Laws upholding various social mores via normative power of the law have been struck down for decades now based on a “right to privacy.” There is an expectation of privacy, as the requirement for warrants demonstrates. But there is a difference between a general right to not have the government snoop on you, and a right to engage in some activity under the guise of privacy.
This however, began to change with the Supreme Court’s Griswold v. Connecticut decision. They deemed that restricting a married couple’s access to contraceptives interfered with their marital privacy. While married couples are usually given a legal right to be free of government interference, not dissimilar to that people have with their lawyers or a penitent with a priest, that right is not about protecting certain actions from the scope of government.
Whether activities ought to be within the scope of the law is an entirely different question. That the two have been conflated is the beginning of how a “right to privacy” is being used to justify government endorsement and support, as well as the legal compulsion of 3rd parties to also subsidize and support, the voluntary actions of others.
No greater example of this can be seen than the “right to privacy” between a person and a doctor being re-defined such that both the government and private 3rd parties are required to be involved. Take for example, the question of abortion. Even if one accepts for the sake of argument that a child is not a child until ex utero, the “right to privacy” only extends to between the patient and the doctor (or perhaps also those that voluntarily included, such as with a spouse of parent). Yet this “right to privacy” now includes a “right” to force others to violate their own moral conscious by requiring those other people to pay for said “private choice.”
Something can not be 0% of my business yet 100% of my legal obligation to pay for. Once one includes other people, it ceases to be a private matter between patient and doctor. Now there may still be an expectation of privacy, as with medical insurance, but the insurer is choosing (or at least used to be able to choose) what they would cover. But if a 3rd party is included, that “private issue” becomes their issue too.
Even that pretext is being eliminated. Obamacare is now requiring the use of electronic medical records, which the government can access. Further, Obamacare can be used to require that doctors violate confidentiality and be used to collect this information.
This is a gross violation of privacy, yet many of those who support this still claim that a persons “right to privacy” requires that you others pay for someone else’s contraceptives or abortions. Why claim this “right to privacy” when even the pretext of privacy is abandoned?
Simply enough, it is because the right to an abortion, sodomy, &c. are derived from the idea of a “right to privacy.” In the case of sexual activities, it is based on the idea that the government can’t tell you what sexual things you can or can not do inside your own bedroom. Many cases that followed Griswold v. Connecticut exploited this to expand outside of the bedroom and into other people’s lives.

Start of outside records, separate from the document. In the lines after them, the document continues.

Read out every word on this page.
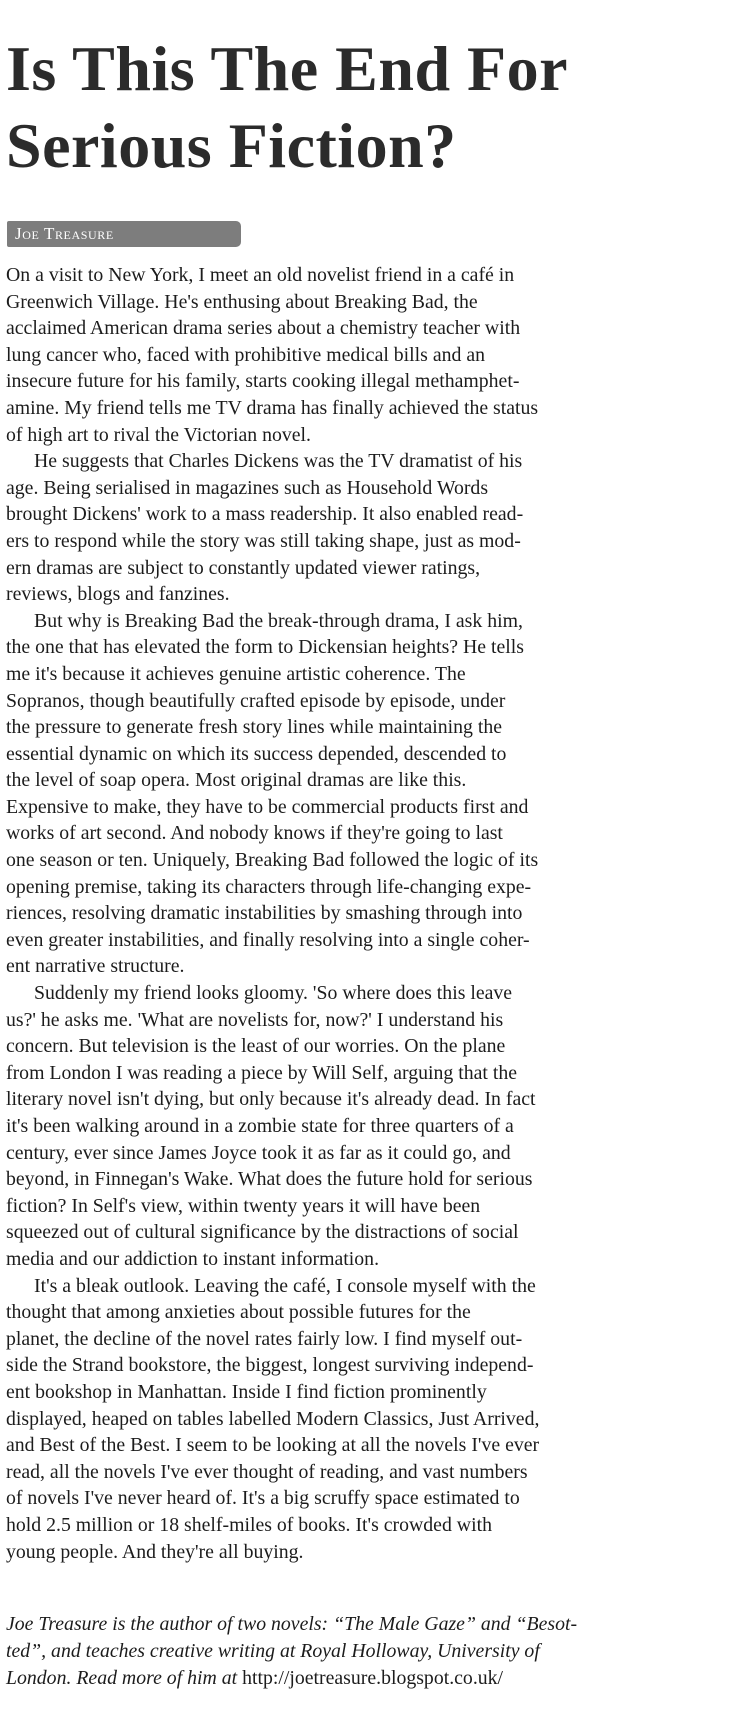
Is This The End For
Serious Fiction?
Joe Treasure
On a visit to New York, I meet an old novelist friend in a café in
Greenwich Village. He's enthusing about Breaking Bad, the
acclaimed American drama series about a chemistry teacher with
lung cancer who, faced with prohibitive medical bills and an
insecure future for his family, starts cooking illegal methamphet-
amine. My friend tells me TV drama has finally achieved the status
of high art to rival the Victorian novel.
He suggests that Charles Dickens was the TV dramatist of his
age. Being serialised in magazines such as Household Words
brought Dickens' work to a mass readership. It also enabled read-
ers to respond while the story was still taking shape, just as mod-
ern dramas are subject to constantly updated viewer ratings,
reviews, blogs and fanzines.
But why is Breaking Bad the break-through drama, I ask him,
the one that has elevated the form to Dickensian heights? He tells
me it's because it achieves genuine artistic coherence. The
Sopranos, though beautifully crafted episode by episode, under
the pressure to generate fresh story lines while maintaining the
essential dynamic on which its success depended, descended to
the level of soap opera. Most original dramas are like this.
Expensive to make, they have to be commercial products first and
works of art second. And nobody knows if they're going to last
one season or ten. Uniquely, Breaking Bad followed the logic of its
opening premise, taking its characters through life-changing expe-
riences, resolving dramatic instabilities by smashing through into
even greater instabilities, and finally resolving into a single coher-
ent narrative structure.
Suddenly my friend looks gloomy. 'So where does this leave
us?' he asks me. 'What are novelists for, now?' I understand his
concern. But television is the least of our worries. On the plane
from London I was reading a piece by Will Self, arguing that the
literary novel isn't dying, but only because it's already dead. In fact
it's been walking around in a zombie state for three quarters of a
century, ever since James Joyce took it as far as it could go, and
beyond, in Finnegan's Wake. What does the future hold for serious
fiction? In Self's view, within twenty years it will have been
squeezed out of cultural significance by the distractions of social
media and our addiction to instant information.
It's a bleak outlook. Leaving the café, I console myself with the
thought that among anxieties about possible futures for the
planet, the decline of the novel rates fairly low. I find myself out-
side the Strand bookstore, the biggest, longest surviving independ-
ent bookshop in Manhattan. Inside I find fiction prominently
displayed, heaped on tables labelled Modern Classics, Just Arrived,
and Best of the Best. I seem to be looking at all the novels I've ever
read, all the novels I've ever thought of reading, and vast numbers
of novels I've never heard of. It's a big scruffy space estimated to
hold 2.5 million or 18 shelf-miles of books. It's crowded with
young people. And they're all buying.
Joe Treasure is the author of two novels: “The Male Gaze” and “Besot-
ted”, and teaches creative writing at Royal Holloway, University of
London. Read more of him at http://joetreasure.blogspot.co.uk/
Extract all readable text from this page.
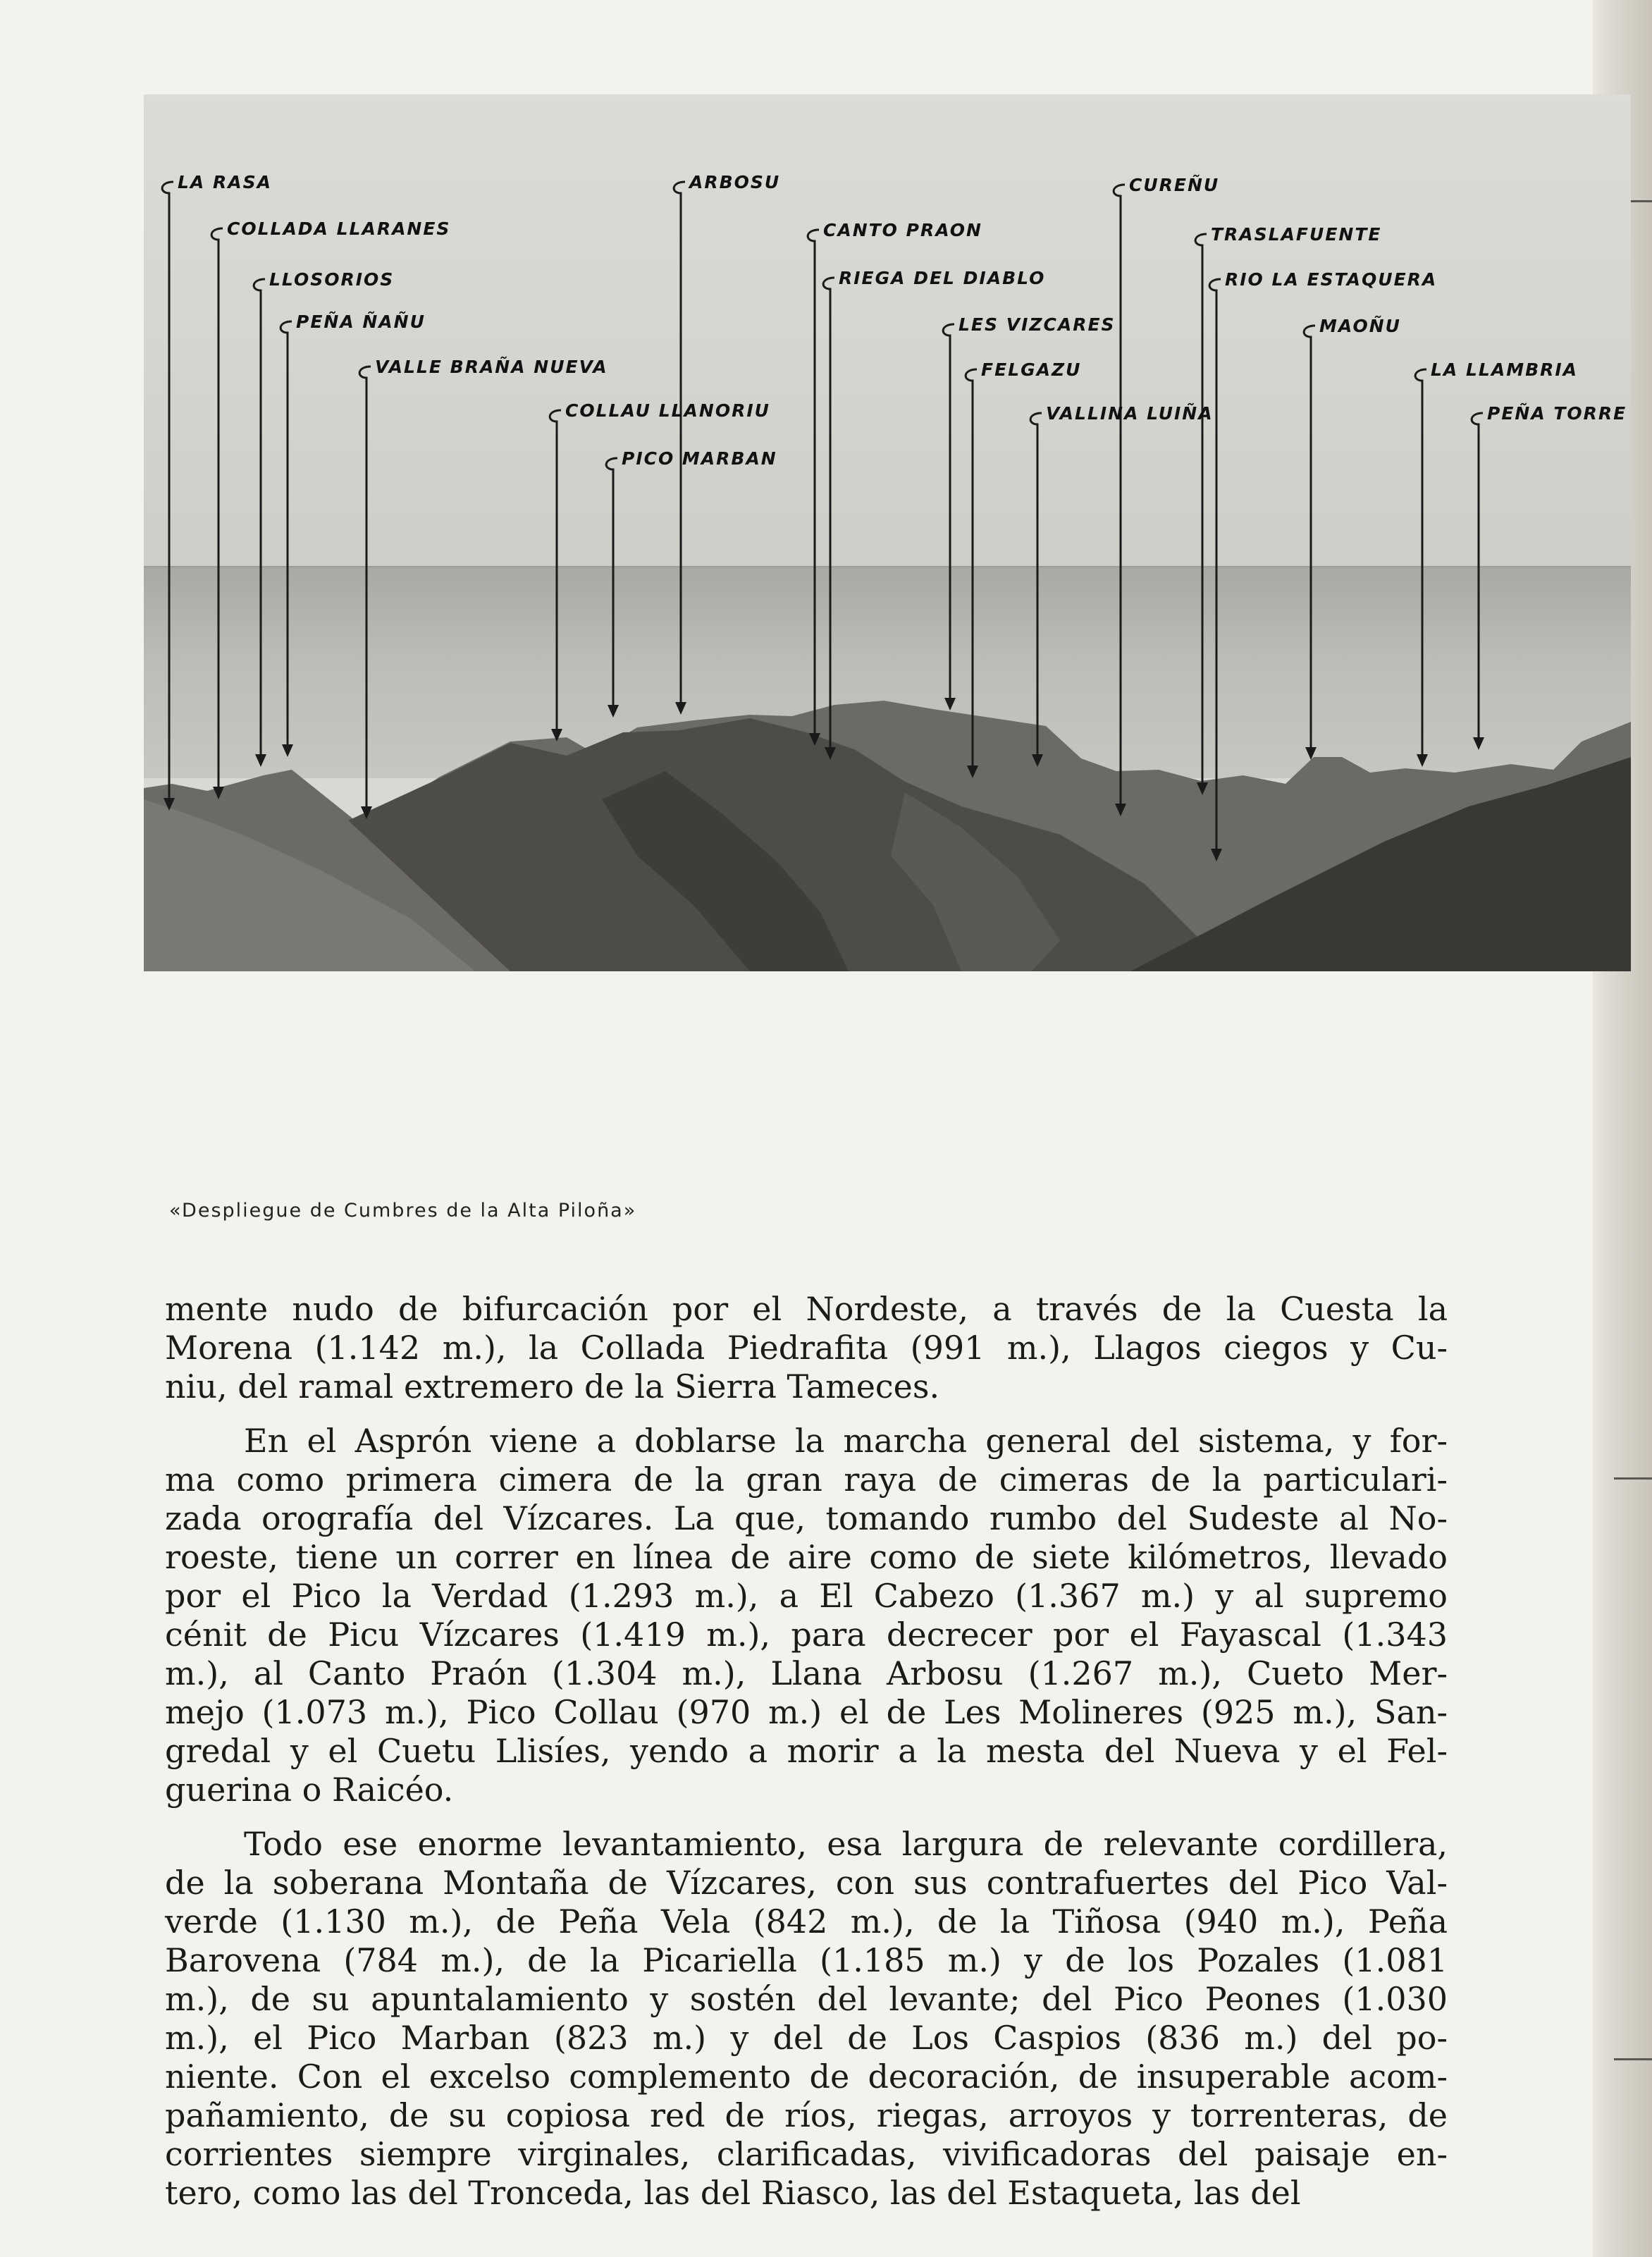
LA RASA
COLLADA LLARANES
LLOSORIOS
PEÑA ÑAÑU
VALLE BRAÑA NUEVA
COLLAU LLANORIU
PICO MARBAN
ARBOSU
CANTO PRAON
RIEGA DEL DIABLO
LES VIZCARES
FELGAZU
VALLINA LUIÑA
CUREÑU
TRASLAFUENTE
RIO LA ESTAQUERA
MAOÑU
LA LLAMBRIA
PEÑA TORRE

«Despliegue de Cumbres de la Alta Piloña»

mente nudo de bifurcación por el Nordeste, a través de la Cuesta la
Morena (1.142 m.), la Collada Piedrafita (991 m.), Llagos ciegos y Cu-
niu, del ramal extremero de la Sierra Tameces.
En el Asprón viene a doblarse la marcha general del sistema, y for-
ma como primera cimera de la gran raya de cimeras de la particulari-
zada orografía del Vízcares. La que, tomando rumbo del Sudeste al No-
roeste, tiene un correr en línea de aire como de siete kilómetros, llevado
por el Pico la Verdad (1.293 m.), a El Cabezo (1.367 m.) y al supremo
cénit de Picu Vízcares (1.419 m.), para decrecer por el Fayascal (1.343
m.), al Canto Praón (1.304 m.), Llana Arbosu (1.267 m.), Cueto Mer-
mejo (1.073 m.), Pico Collau (970 m.) el de Les Molineres (925 m.), San-
gredal y el Cuetu Llisíes, yendo a morir a la mesta del Nueva y el Fel-
guerina o Raicéo.
Todo ese enorme levantamiento, esa largura de relevante cordillera,
de la soberana Montaña de Vízcares, con sus contrafuertes del Pico Val-
verde (1.130 m.), de Peña Vela (842 m.), de la Tiñosa (940 m.), Peña
Barovena (784 m.), de la Picariella (1.185 m.) y de los Pozales (1.081
m.), de su apuntalamiento y sostén del levante; del Pico Peones (1.030
m.), el Pico Marban (823 m.) y del de Los Caspios (836 m.) del po-
niente. Con el excelso complemento de decoración, de insuperable acom-
pañamiento, de su copiosa red de ríos, riegas, arroyos y torrenteras, de
corrientes siempre virginales, clarificadas, vivificadoras del paisaje en-
tero, como las del Tronceda, las del Riasco, las del Estaqueta, las del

Properly understood, a real right to privacy just means that the government can’t just butt in or snoop in the normal course of its proper functions. It ought not to mean that certain private activities are necessarily enshrined as protected, or further, that those activities are protected even when they become a public issue!
You can not concomitantly declare you are exercising a “right to privacy” from government intrusion and demand that the government get involved to subsidize and support that “private” matter.
If the “right of privacy” were restricted to, well privacy, than the protected right to government funding (or the mandate that private 3rd parties fund), with abortions for example, disappears. Similarly, the right to engage in aberrant sexuality ceases to be legally protected, in much the same way that just because an otherwise illegal action does not become legal simply because it is done in private.
Now, this does not mean that such activities necissarily ought to be illegal, or that a right to engage in this, that , or the other activity ought not to be legal, but only that the “right of privacy” properly understood is and ought not to be a legitimate justification for it.
Above all else, it is the hypocrisy of the Left that demonstrates that the “right to privacy” isn’t something they believe in, but is only an excuse to push their agenda.